Add readline features in OCaml toplevel

Using the OCaml Toplevel with Readline Support

The default OCaml toplevel lacks basic readline features like history, line editing, and command completion. Here are the practical approaches to fix this.

utop: Full-Featured Replacement

The best option for daily interactive OCaml work is utop, a replacement toplevel that provides:

  • Syntax highlighting with color output
  • Command completion (for identifiers, keywords, library functions)
  • Parenthesis and bracket matching
  • Command history with arrow keys
  • Multi-line input handling
  • Integration with Merlin for type information

Install it via OPAM:

opam install utop

Then start it with:

utop

If you use dune projects, utop integrates seamlessly:

dune utop

utop reads your .ocamlinit file and respects your existing toplevel configuration. For most developers, this is the clear winner — the productivity gains from completion and colors alone justify the small overhead.

rlwrap: Minimal Wrapper Approach

If you want to stick with the vanilla OCaml toplevel but add basic readline support (history, line editing, basic completion), use rlwrap:

rlwrap ocaml

rlwrap intercepts stdin/stdout and provides GNU readline functionality to any command. Install it from your package manager:

# Debian/Ubuntu
sudo apt install rlwrap

# RHEL/CentOS
sudo dnf install rlwrap

# macOS
brew install rlwrap

Creating a Wrapper Script

For convenience, create a shell script wrapper:

#!/bin/sh
exec rlwrap -H ~/.ocaml_history -i /usr/bin/ocaml "$@"

Save this as ~/bin/ocaml (or wherever your local binaries are) and make it executable:

chmod +x ~/bin/ocaml

The -H flag stores history in a persistent file, and -i adds case-insensitive completion matching.
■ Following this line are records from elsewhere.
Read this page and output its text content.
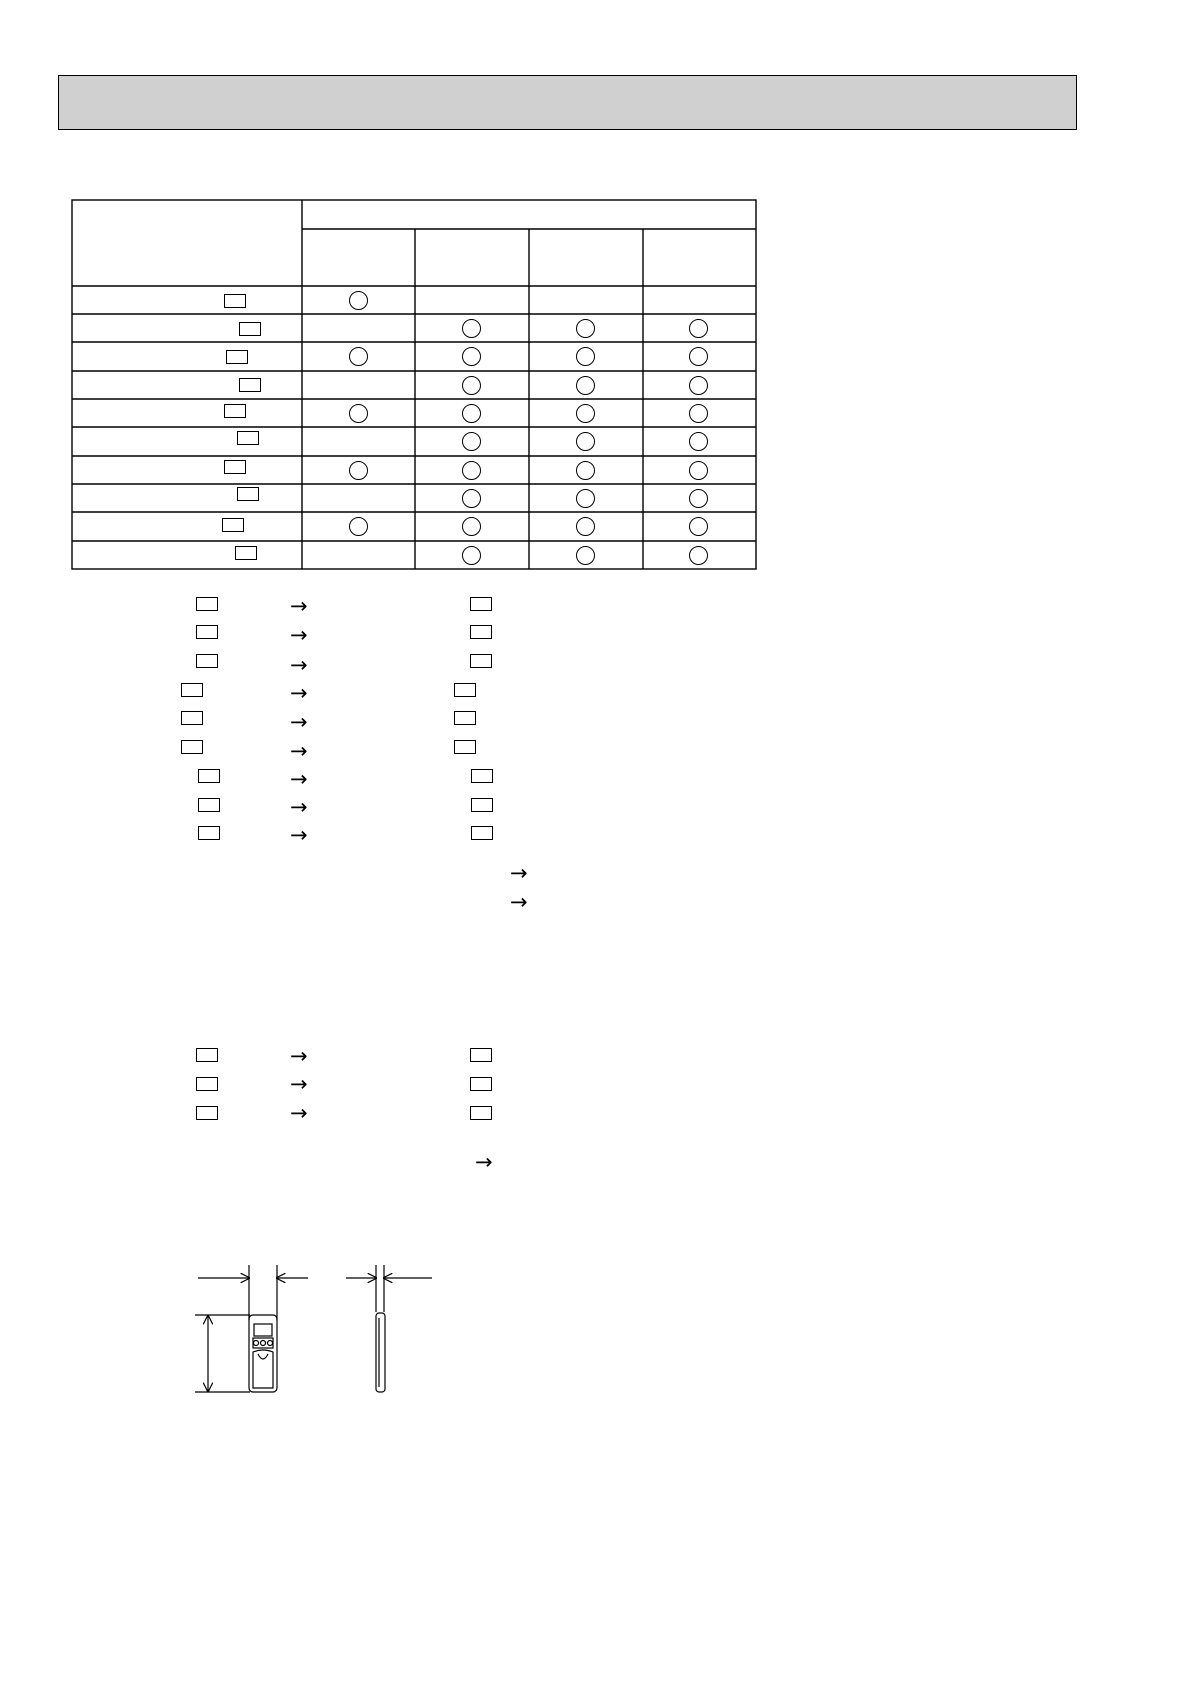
→
→
→
→
→
→
→
→
→
→
→
→
→
→
→
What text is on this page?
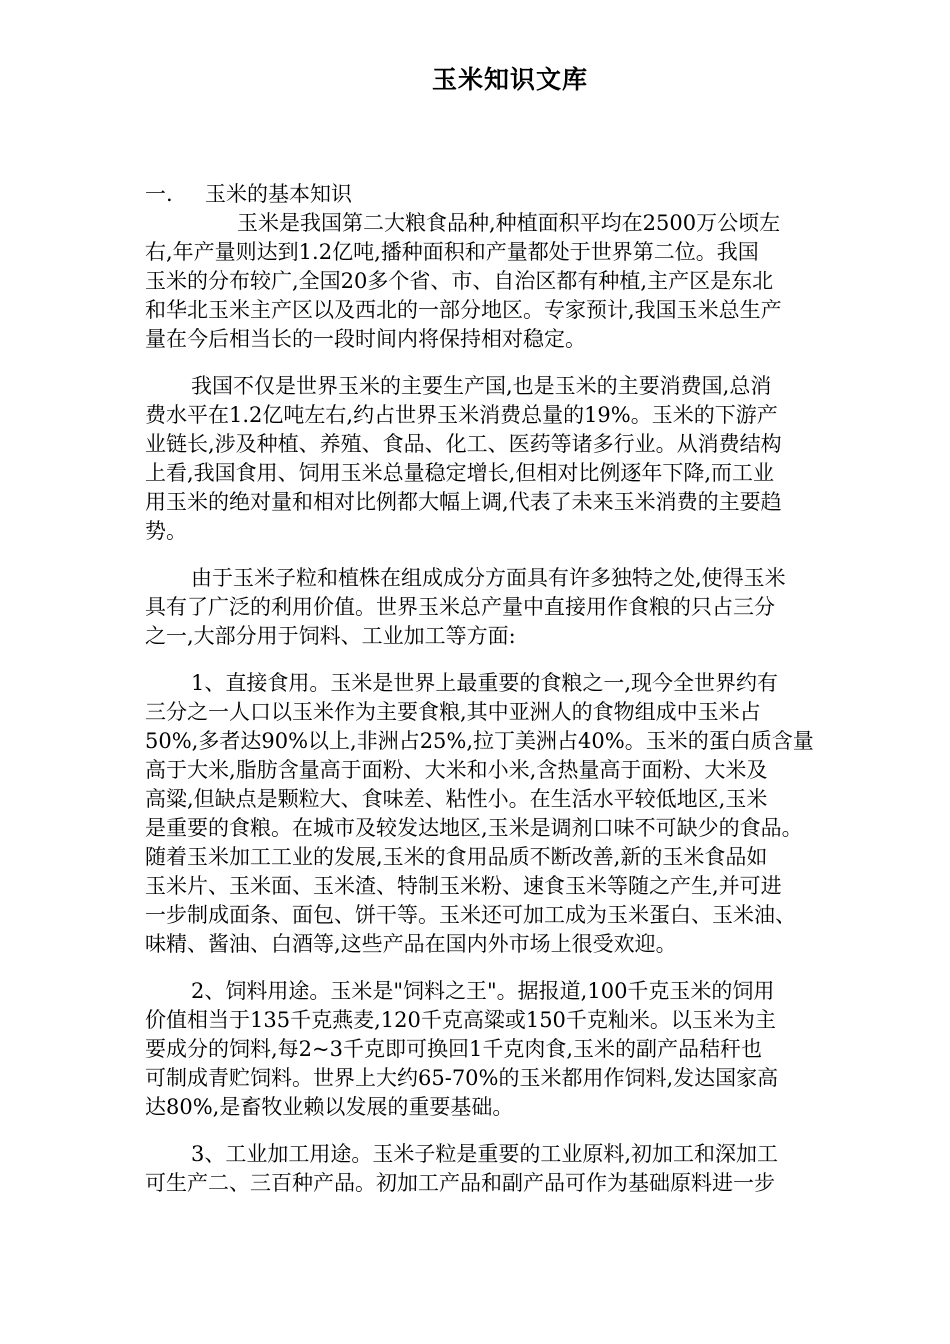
玉米知识文库
一. 玉米的基本知识
玉米是我国第二大粮食品种,种植面积平均在2500万公顷左
右,年产量则达到1.2亿吨,播种面积和产量都处于世界第二位。我国
玉米的分布较广,全国20多个省、市、自治区都有种植,主产区是东北
和华北玉米主产区以及西北的一部分地区。专家预计,我国玉米总生产
量在今后相当长的一段时间内将保持相对稳定。
我国不仅是世界玉米的主要生产国,也是玉米的主要消费国,总消
费水平在1.2亿吨左右,约占世界玉米消费总量的19%。玉米的下游产
业链长,涉及种植、养殖、食品、化工、医药等诸多行业。从消费结构
上看,我国食用、饲用玉米总量稳定增长,但相对比例逐年下降,而工业
用玉米的绝对量和相对比例都大幅上调,代表了未来玉米消费的主要趋
势。
由于玉米子粒和植株在组成成分方面具有许多独特之处,使得玉米
具有了广泛的利用价值。世界玉米总产量中直接用作食粮的只占三分
之一,大部分用于饲料、工业加工等方面:
1、直接食用。玉米是世界上最重要的食粮之一,现今全世界约有
三分之一人口以玉米作为主要食粮,其中亚洲人的食物组成中玉米占
50%,多者达90%以上,非洲占25%,拉丁美洲占40%。玉米的蛋白质含量
高于大米,脂肪含量高于面粉、大米和小米,含热量高于面粉、大米及
高粱,但缺点是颗粒大、食味差、粘性小。在生活水平较低地区,玉米
是重要的食粮。在城市及较发达地区,玉米是调剂口味不可缺少的食品。
随着玉米加工工业的发展,玉米的食用品质不断改善,新的玉米食品如
玉米片、玉米面、玉米渣、特制玉米粉、速食玉米等随之产生,并可进
一步制成面条、面包、饼干等。玉米还可加工成为玉米蛋白、玉米油、
味精、酱油、白酒等,这些产品在国内外市场上很受欢迎。
2、饲料用途。玉米是"饲料之王"。据报道,100千克玉米的饲用
价值相当于135千克燕麦,120千克高粱或150千克籼米。以玉米为主
要成分的饲料,每2~3千克即可换回1千克肉食,玉米的副产品秸秆也
可制成青贮饲料。世界上大约65-70%的玉米都用作饲料,发达国家高
达80%,是畜牧业赖以发展的重要基础。
3、工业加工用途。玉米子粒是重要的工业原料,初加工和深加工
可生产二、三百种产品。初加工产品和副产品可作为基础原料进一步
Now you get history and Ctrl+R search without installing additional OCaml packages.

rlwrap Configuration

For more sophisticated completion, create ~/.rlwrap/ocaml_completions with OCaml keywords and common library functions:

let rec if then else match with fun
List.map List.fold_left List.iter Array.map
Printf.printf Printf.sprintf

Then use:

rlwrap -f ~/.rlwrap/ocaml_completions ocaml

Comparison

Feature vanilla ocaml rlwrap utop
History No Yes Yes
Line Editing No Yes Yes
Colors No No Yes
Completion No Basic Full
Type Information N/A No Yes (with Merlin)
Setup Time < 1 min < 1 min

Practical Recommendation

  • Daily development: Use utop. The syntax highlighting and intelligent completion pay for themselves immediately.
  • Quick scripts or testing: Use rlwrap ocaml for lightweight line editing without extra dependencies.
  • Vanilla toplevel: Only if you’re constrained by environment or need exact default behavior.

Most modern OCaml workflows rely on utop within editor integrations (VS Code, Vim, Emacs) rather than standalone toplevel sessions anyway, but for interactive exploration, utop remains the standard choice.